Tegen deze tussenuitspraak staat nog geen hoger beroep open. Tegen deze tussenuitspraak kan hoger beroep worden ingesteld tegelijkertijd met hoger beroep tegen de (eventuele) einduitspraak in deze zaak.

Voetnoten

1.Zie bijvoorbeeld de uitspraak van de Centrale Raad van Beroep (CRvB) van 25 februari 2025, ECLI:NL:CRVB:2025:379.
2.Zie bijvoorbeeld de uitspraak van de CRvB van 14 mei 2024, ECLI:NL:CRVB:2024:934.
3.Zie bijvoorbeeld de uitspraak van de CRvB van 18 juni 2024, ECLI:NL:CRVB:2024:1260.

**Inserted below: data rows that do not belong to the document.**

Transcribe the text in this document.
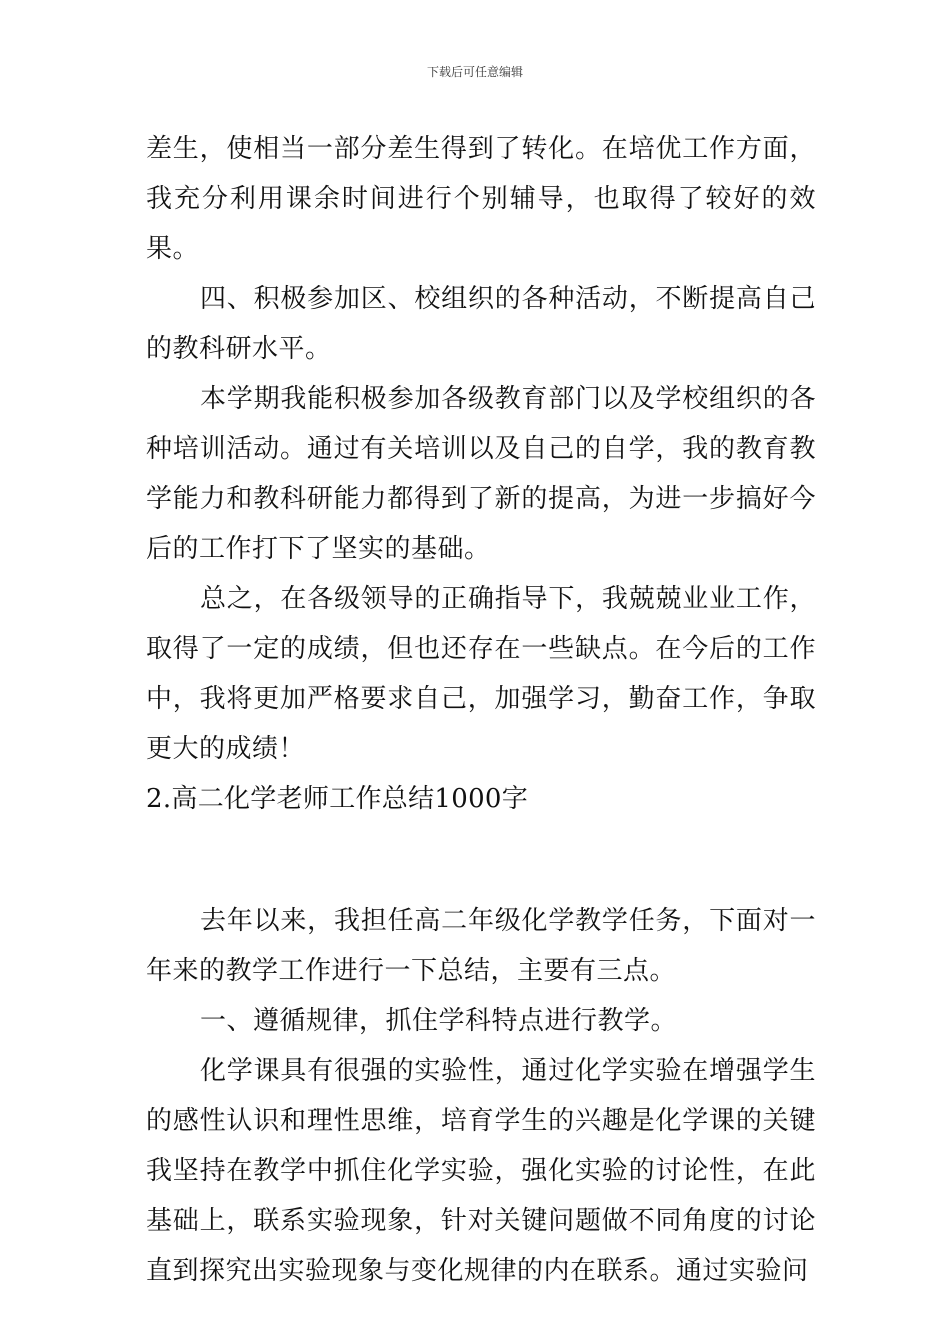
下载后可任意编辑

差生，使相当一部分差生得到了转化。在培优工作方面，我充分利用课余时间进行个别辅导，也取得了较好的效果。

四、积极参加区、校组织的各种活动，不断提高自己的教科研水平。

本学期我能积极参加各级教育部门以及学校组织的各种培训活动。通过有关培训以及自己的自学，我的教育教学能力和教科研能力都得到了新的提高，为进一步搞好今后的工作打下了坚实的基础。

总之，在各级领导的正确指导下，我兢兢业业工作，取得了一定的成绩，但也还存在一些缺点。在今后的工作中，我将更加严格要求自己，加强学习，勤奋工作，争取更大的成绩！

2.高二化学老师工作总结1000字

去年以来，我担任高二年级化学教学任务，下面对一年来的教学工作进行一下总结，主要有三点。

一、遵循规律，抓住学科特点进行教学。

化学课具有很强的实验性，通过化学实验在增强学生的感性认识和理性思维，培育学生的兴趣是化学课的关键我坚持在教学中抓住化学实验，强化实验的讨论性，在此基础上，联系实验现象，针对关键问题做不同角度的讨论直到探究出实验现象与变化规律的内在联系。通过实验问
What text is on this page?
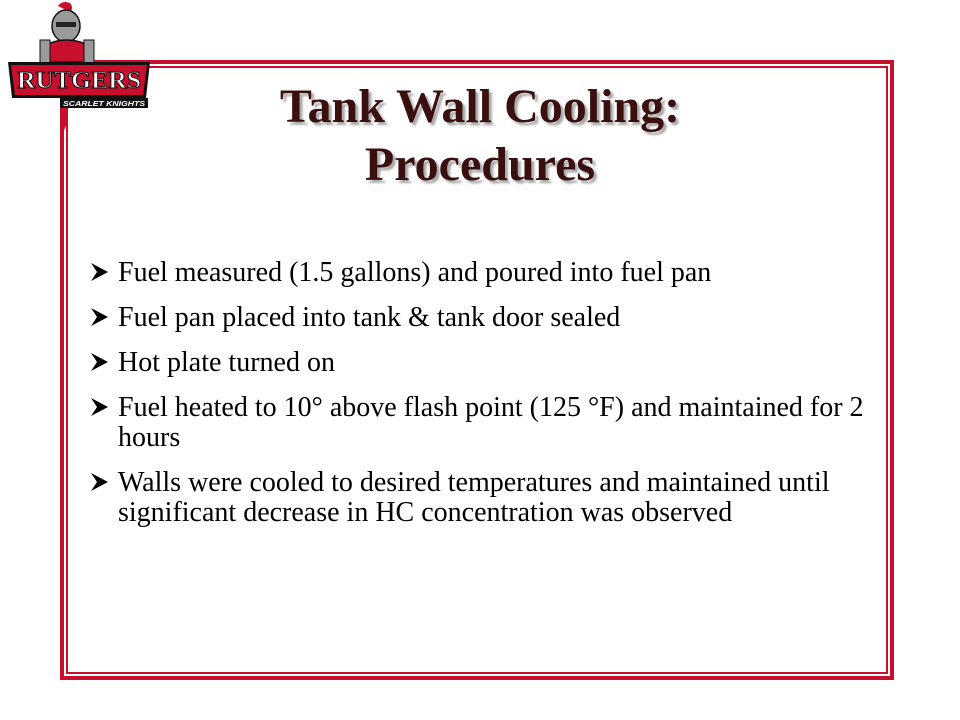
RUTGERS
SCARLET KNIGHTS	Tank Wall Cooling:
Procedures
Fuel measured (1.5 gallons) and poured into fuel pan
Fuel pan placed into tank & tank door sealed
Hot plate turned on
Fuel heated to 10° above flash point (125 °F) and maintained for 2 hours
Walls were cooled to desired temperatures and maintained until significant decrease in HC concentration was observed
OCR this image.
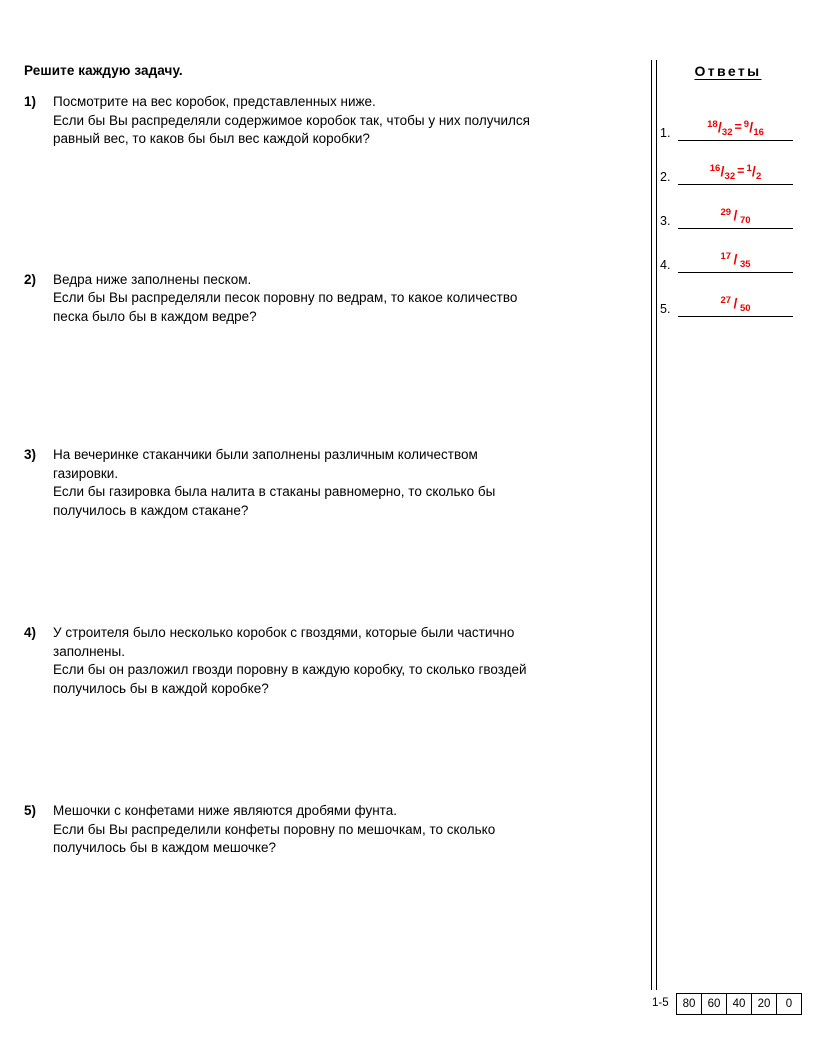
Решите каждую задачу.
1) Посмотрите на вес коробок, представленных ниже.
Если бы Вы распределяли содержимое коробок так, чтобы у них получился
равный вес, то каков бы был вес каждой коробки?
2) Ведра ниже заполнены песком.
Если бы Вы распределяли песок поровну по ведрам, то какое количество
песка было бы в каждом ведре?
3) На вечеринке стаканчики были заполнены различным количеством
газировки.
Если бы газировка была налита в стаканы равномерно, то сколько бы
получилось в каждом стакане?
4) У строителя было несколько коробок с гвоздями, которые были частично
заполнены.
Если бы он разложил гвозди поровну в каждую коробку, то сколько гвоздей
получилось бы в каждой коробке?
5) Мешочки с конфетами ниже являются дробями фунта.
Если бы Вы распределили конфеты поровну по мешочкам, то сколько
получилось бы в каждом мешочке?
Ответы
1.
$^{18}/_{32} = ^9/_{16}$
2.
$^{16}/_{32} = ^1/_2$
3.
$^{29}$ / $_{70}$
4.
$^{17}$ / $_{35}$
5.
$^{27}$ / $_{50}$
1-5	80	60	40	20	0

4.Zie bijvoorbeeld de uitspraak van de CRvB van 11 juli 2023, ECLI:NL:CRVB:2023:1383.
5.Zie bijvoorbeeld de uitspraak van de CRvB van 7 maart 2017, ECLI:NL:CRVB:2017:1055.
6.Zie bijvoorbeeld de uitspraak van de CRvB van 30 juli 2024, ECLI:NL:CRVB:2024:1551.
7.Zie bijvoorbeeld de uitspraak van de CRvB van 25 februari 2025, ECLI:NL:CRVB:2025:377.